Sclerosi multipla recidivante: rituximab risulta non inferiore a ocrelizumab
Rituximab si è dimostrato non inferiore a ocrelizumab nel controllo dell’attività di malattia valutata mediante risonanza magnetica nei pazienti con sclerosi multipla recidivante (SMR) di nuova diagnosi e con recente attività di malattia. È quanto emerge da uno studio clinico di fase 3 che, per la prima volta, ha confrontato direttamente i due anticorpi monoclonali anti-CD20, evidenziando un’efficacia sostanzialmente sovrapponibile e una frequenza simile di eventi avversi gravi, pur in presenza di una maggiore incidenza di infezioni con rituximab. I risultati sono illustrati in un articolo pubblicato sulla riivista “New England Journal of Medicine”.
Lo studio, multicentrico, randomizzato, in doppio cieco e disegnato per dimostrare la non inferiorità, ha arruolato 218 adulti, dei quali 216 hanno ricevuto il trattamento: 132 sono stati assegnati a rituximab e 84 a ocrelizumab, con somministrazioni ogni sei mesi per un periodo di 24 mesi.

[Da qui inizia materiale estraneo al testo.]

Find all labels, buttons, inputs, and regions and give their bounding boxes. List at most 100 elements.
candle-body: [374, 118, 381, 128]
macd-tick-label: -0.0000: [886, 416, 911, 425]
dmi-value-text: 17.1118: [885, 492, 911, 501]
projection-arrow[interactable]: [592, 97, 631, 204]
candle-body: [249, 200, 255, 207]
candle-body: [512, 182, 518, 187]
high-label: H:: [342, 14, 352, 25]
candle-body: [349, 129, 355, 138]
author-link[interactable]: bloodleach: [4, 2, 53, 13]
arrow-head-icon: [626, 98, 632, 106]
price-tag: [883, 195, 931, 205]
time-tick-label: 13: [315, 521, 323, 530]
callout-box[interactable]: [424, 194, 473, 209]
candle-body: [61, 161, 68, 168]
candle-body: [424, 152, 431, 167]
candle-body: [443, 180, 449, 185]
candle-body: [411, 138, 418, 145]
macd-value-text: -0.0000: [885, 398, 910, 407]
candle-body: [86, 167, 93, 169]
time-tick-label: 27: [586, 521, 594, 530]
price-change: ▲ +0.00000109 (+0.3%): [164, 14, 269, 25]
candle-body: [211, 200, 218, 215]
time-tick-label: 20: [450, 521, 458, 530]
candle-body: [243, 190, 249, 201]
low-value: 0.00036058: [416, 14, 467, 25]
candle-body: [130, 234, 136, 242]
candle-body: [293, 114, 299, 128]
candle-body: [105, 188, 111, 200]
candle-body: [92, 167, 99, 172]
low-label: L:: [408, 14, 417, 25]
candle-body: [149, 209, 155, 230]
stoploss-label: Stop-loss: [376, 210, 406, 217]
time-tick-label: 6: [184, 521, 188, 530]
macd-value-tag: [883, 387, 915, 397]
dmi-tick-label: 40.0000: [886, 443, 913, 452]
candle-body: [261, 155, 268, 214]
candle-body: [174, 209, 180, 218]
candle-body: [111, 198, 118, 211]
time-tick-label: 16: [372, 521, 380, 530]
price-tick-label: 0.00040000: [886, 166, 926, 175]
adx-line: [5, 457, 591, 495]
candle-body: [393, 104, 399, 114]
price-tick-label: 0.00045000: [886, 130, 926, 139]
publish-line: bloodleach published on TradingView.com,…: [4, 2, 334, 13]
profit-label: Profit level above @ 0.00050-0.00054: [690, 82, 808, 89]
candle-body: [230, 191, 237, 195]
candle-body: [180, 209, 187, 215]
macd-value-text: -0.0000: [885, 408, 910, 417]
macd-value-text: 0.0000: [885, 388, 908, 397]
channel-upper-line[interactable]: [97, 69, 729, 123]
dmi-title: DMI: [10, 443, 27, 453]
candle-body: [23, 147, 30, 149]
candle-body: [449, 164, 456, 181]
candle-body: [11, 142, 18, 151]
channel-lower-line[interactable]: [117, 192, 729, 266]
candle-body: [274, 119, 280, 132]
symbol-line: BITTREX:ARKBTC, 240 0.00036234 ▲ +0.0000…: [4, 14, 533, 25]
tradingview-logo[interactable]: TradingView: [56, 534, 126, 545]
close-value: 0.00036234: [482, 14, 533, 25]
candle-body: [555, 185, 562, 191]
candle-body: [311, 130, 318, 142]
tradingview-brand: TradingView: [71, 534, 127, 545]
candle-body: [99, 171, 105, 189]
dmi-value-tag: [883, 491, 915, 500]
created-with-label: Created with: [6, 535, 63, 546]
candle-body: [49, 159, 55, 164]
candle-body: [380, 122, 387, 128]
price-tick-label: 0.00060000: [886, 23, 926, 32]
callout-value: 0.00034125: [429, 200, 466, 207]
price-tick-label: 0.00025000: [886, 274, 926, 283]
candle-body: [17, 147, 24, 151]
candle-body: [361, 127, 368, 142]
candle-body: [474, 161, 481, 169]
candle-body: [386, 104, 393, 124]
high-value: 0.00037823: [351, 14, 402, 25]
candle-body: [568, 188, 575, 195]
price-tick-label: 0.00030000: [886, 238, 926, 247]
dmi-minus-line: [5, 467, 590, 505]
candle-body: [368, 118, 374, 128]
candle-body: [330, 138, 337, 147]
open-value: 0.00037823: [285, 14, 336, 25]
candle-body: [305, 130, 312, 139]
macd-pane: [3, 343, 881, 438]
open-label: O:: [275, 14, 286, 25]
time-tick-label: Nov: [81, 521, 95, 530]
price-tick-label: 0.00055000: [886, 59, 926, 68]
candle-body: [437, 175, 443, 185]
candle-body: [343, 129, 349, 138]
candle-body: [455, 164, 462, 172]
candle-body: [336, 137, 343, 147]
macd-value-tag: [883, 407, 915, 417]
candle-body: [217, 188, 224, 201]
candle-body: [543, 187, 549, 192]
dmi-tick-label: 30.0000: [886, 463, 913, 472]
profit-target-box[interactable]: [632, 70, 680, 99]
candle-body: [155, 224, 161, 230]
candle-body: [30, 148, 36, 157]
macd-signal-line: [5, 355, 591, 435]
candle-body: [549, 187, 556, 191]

L’endpoint primario era rappresentato dall’assenza di nuove lesioni o dell’ingrandimento di lesioni preesistenti nelle sequenze pesate in T2 alla risonanza magnetica tra il sesto e il ventiquattresimo mese di trattamento. La probabilità stimata di non sviluppare nuove o più estese lesioni è risultata pari al 92,2% nel gruppo trattato con rituximab e al 94,8% nel gruppo ocrelizumab. La differenza di rischio è stata di -2,6 punti percentuali (IC al 95%: da -9,4 a 4,3), un risultato che ha soddisfatto il criterio prestabilito di non inferiorità.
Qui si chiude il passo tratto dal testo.